There are about 4 million ‘missing’ women in the world each year—due to, for instance, female foeticide and early childhood deaths of girls—and about 22% of these are in India, 30% in sub-Saharan Africa and 32% in China, according to the World Development Report released Wednesday. Indian women earn around 56% of what men do when it comes to casual labour and 75% when it comes to salaried work, it goes on to say. On Tuesday, the Global Hunger Index ranked India 67th out of 81 countries, on a par with sub-Saharan Africa in terms of malnutrition. How representative are these dismal portrayals?

While ‘Hungry kya?’ (http://www.financialexpress.com/news/ hungry-kya/859192) cited research to point out the bias in the index, the gender bias story is similarly overstated, and needs several correctives. According to NSS data, the female labour force participation rate (LFPR) has declined marginally over the years to 38.6% in 2004-05 as compared to 85.5% for men. The raw numbers are certainly a source of worry, but let's look at what's behind them. Since an important policy priority is raising female education levels, you can't have both rising education levels and rising LFPRs—Surjit Bhalla and Ravinder Kaur find, after adjusting for female education, that the LFPR is actually 46%. More important, as the WDR itself says, globally LFPR follows a U-shape, high at low per capita incomes, low at medium per capita incomes and high at high per capita incomes—that’s why rural LFPRs are much higher than urban LFPRs. Similarly, as fertility levels fall—WDR says what took the US 100 years to achieve in terms of falling fertility, India achieved in 40 years—LFPRs rise. In other words, female LFPRs are certain to rise hugely in the years ahead. Subhanil Chowdhury, in EPW, cites LFPRs according to age group and you find that rural LFPRs for 15-19 year olds is 33 as compared to 59 for 30-34 year olds, which confirms the education-LFPR link.

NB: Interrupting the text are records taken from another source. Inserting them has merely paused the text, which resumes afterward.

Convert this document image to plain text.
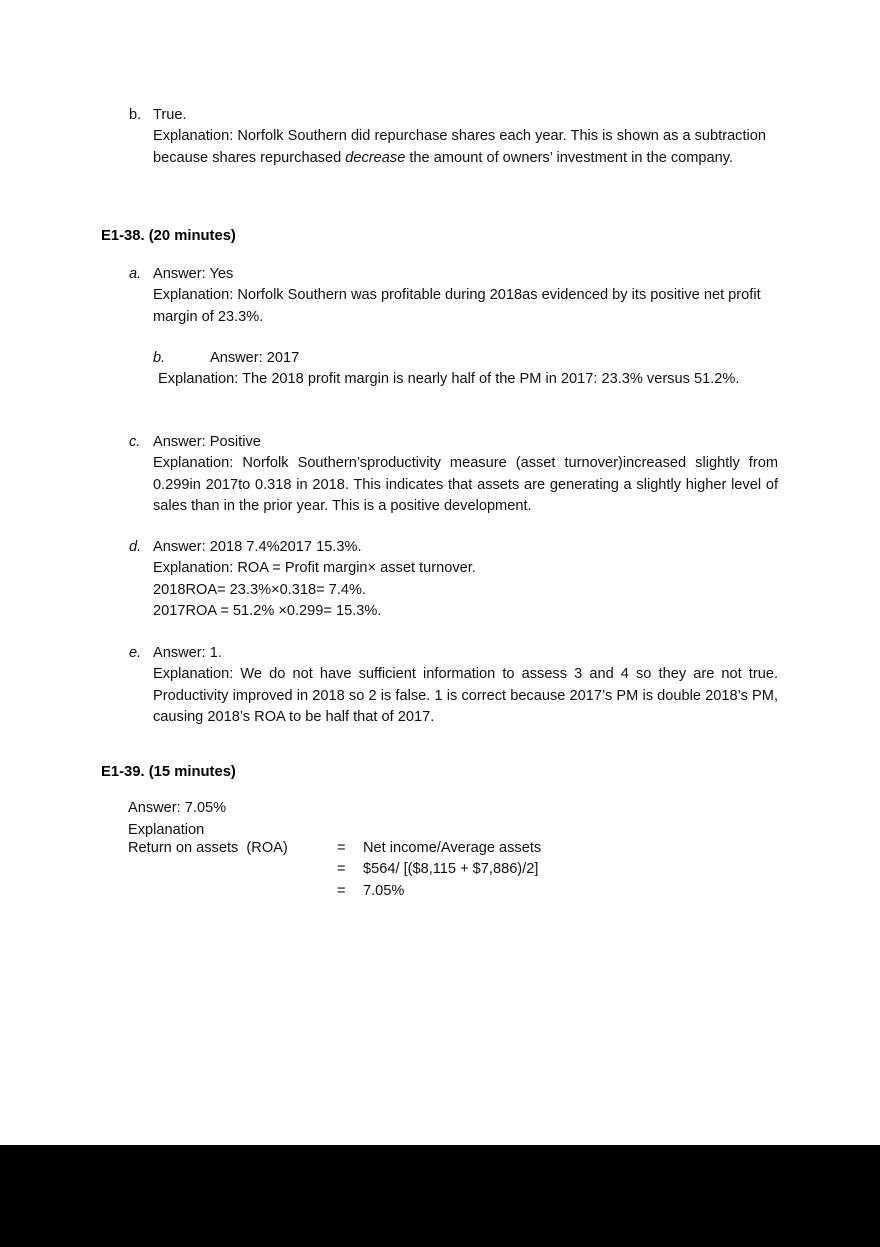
b. True.
Explanation: Norfolk Southern did repurchase shares each year. This is shown as a subtraction because shares repurchased decrease the amount of owners’ investment in the company.
E1-38. (20 minutes)
a. Answer: Yes
Explanation: Norfolk Southern was profitable during 2018as evidenced by its positive net profit margin of 23.3%.
b.	Answer: 2017
Explanation: The 2018 profit margin is nearly half of the PM in 2017: 23.3% versus 51.2%.
c. Answer: Positive
Explanation: Norfolk Southern’sproductivity measure (asset turnover)increased slightly from 0.299in 2017to 0.318 in 2018. This indicates that assets are generating a slightly higher level of sales than in the prior year. This is a positive development.
d. Answer: 2018 7.4%2017 15.3%.
Explanation: ROA = Profit margin× asset turnover.
2018ROA= 23.3%×0.318= 7.4%.
2017ROA = 51.2% ×0.299= 15.3%.
e. Answer: 1.
Explanation: We do not have sufficient information to assess 3 and 4 so they are not true. Productivity improved in 2018 so 2 is false. 1 is correct because 2017’s PM is double 2018’s PM, causing 2018’s ROA to be half that of 2017.
E1-39. (15 minutes)
Answer: 7.05%
Explanation
Return on assets  (ROA)	=	Net income/Average assets
	=	$564/ [($8,115 + $7,886)/2]
	=	7.05%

Similarly, Bhalla and Kaur find that, once you adjust for years of education and years of experience, women’s wages are 87% those of men, not 58% as the raw data suggests. But surely the fact that women are less educated suggests discrimination? The answer is complicated, since male-female education levels differ with income levels, but the WDR has a chart that says less than a fifth of education inequalities in India are due to gender—poverty accounts for two-thirds. India has a long way to go on many issues, but let’s not sell ourselves short.